Cilla Stevens said...

I have several babies that I have wet nursed on occasion. I have nursed my own six children and their best friends, in some cases at the same time. I was brought up in a communal type atmosphere and wet nursing was very popular. My moms friends would feed my siblings so my mom could go somewhere for a few hours and she would return the favour. This is something that I never thought was weird or wrong. How much better would it be for some babies who are formula fed to have this advantage. I am a doula and childbirth/breastfeeding educator now because of the natural example my mom showed me while growing up.
I can still express a bit of milk after having weaned my youngest 4 years ago, I would donate it to a worthy cause.

LJn said...

I would and I did. One of my best friends couldn't nurse her nearly-newborn baby because she had to be somewhere for a week where her baby was not allowed. I was weaning my son so my milk supply was low. I'd nurse the baby, then give her a bottle to fill her up the rest of the way (had I known I was going to be asked this, I would not have begun weaning my son). My friend pumped enough to keep her own milk going. And when she returned she and her daughter were able to continue their nursing relationship.

I also nursed a breastfed baby that a friend was babysitting (one time only).

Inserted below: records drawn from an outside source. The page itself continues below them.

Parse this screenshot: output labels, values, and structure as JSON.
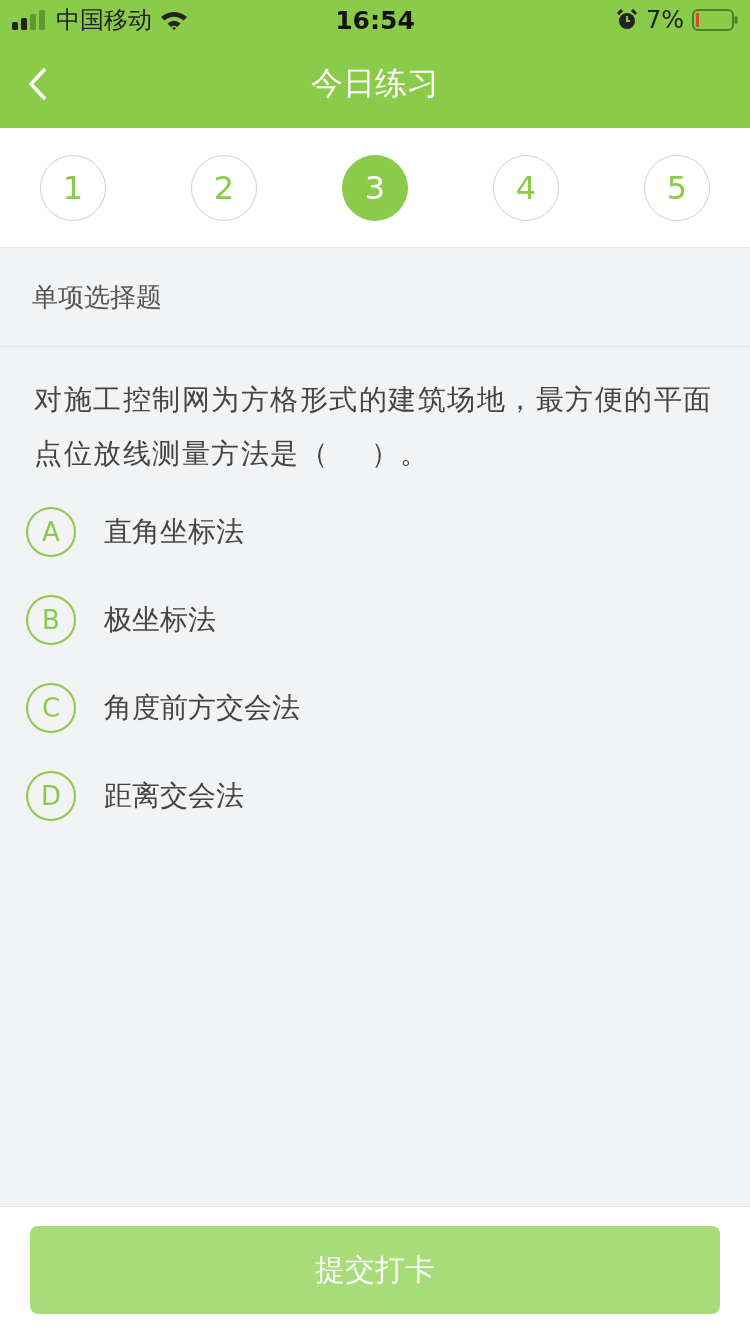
{
  "status_bar": {
    "carrier": "中国移动",
    "time": "16:54",
    "battery": "7%"
  },
  "header": {
    "title": "今日练习"
  },
  "steps": [
    {
      "label": "1",
      "selected": false
    },
    {
      "label": "2",
      "selected": false
    },
    {
      "label": "3",
      "selected": true
    },
    {
      "label": "4",
      "selected": false
    },
    {
      "label": "5",
      "selected": false
    }
  ],
  "question": {
    "type": "单项选择题",
    "text": "对施工控制网为方格形式的建筑场地，最方便的平面点位放线测量方法是（    ）。",
    "options": [
      {
        "letter": "A",
        "text": "直角坐标法",
        "selected": false
      },
      {
        "letter": "B",
        "text": "极坐标法",
        "selected": false
      },
      {
        "letter": "C",
        "text": "角度前方交会法",
        "selected": false
      },
      {
        "letter": "D",
        "text": "距离交会法",
        "selected": false
      }
    ]
  },
  "submit": {
    "label": "提交打卡",
    "disabled": true
  }
}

This baby was old enough to know I was not the mother and I got a bit of a strange look, but the baby took the breast and fell asleep.

After my second baby was born, I had so much milk I could have nursed an extra one or two babies. I wish I'd had the chance.

now a mom of 3 said...

I had never really thought of this topic. I am nursing my 9 month old son right now. I also nursed my other two children. I would like to think that I would do it, but I don't know? It is something to think about.

Unknown said...

I would!

Love Thy Neighbourhood said...

Wow! I found this to be such an interesting post, and have told people about it ever since. I would love to be able to support my family by breastfeeding babies! Money for such a lovely thing.
I have given milk away to a woman who had a low supply when her baby was new (I had more than enough for my young fellow). I donated several times and was so pleased to be able to help. There is a breastmilk 'bank' at a local hospital here, but there are so many hurdles to jump through before you can donate that many women don't. Milk that is donated is reserved for only the most premature and unwell babies. I wish there was more flexibility as there would be so many women willing to help out. Thanks again for this post!

xuechen li said...

Wet nursing was popular in my country too because people in my country are wrong about the quality of the formula feeding; however, they may not consider nursing other babies except themselves’. But I know some people doing wet nursing to other baby for money. No matter for what reason, I consider wet nurses are worthy of respect.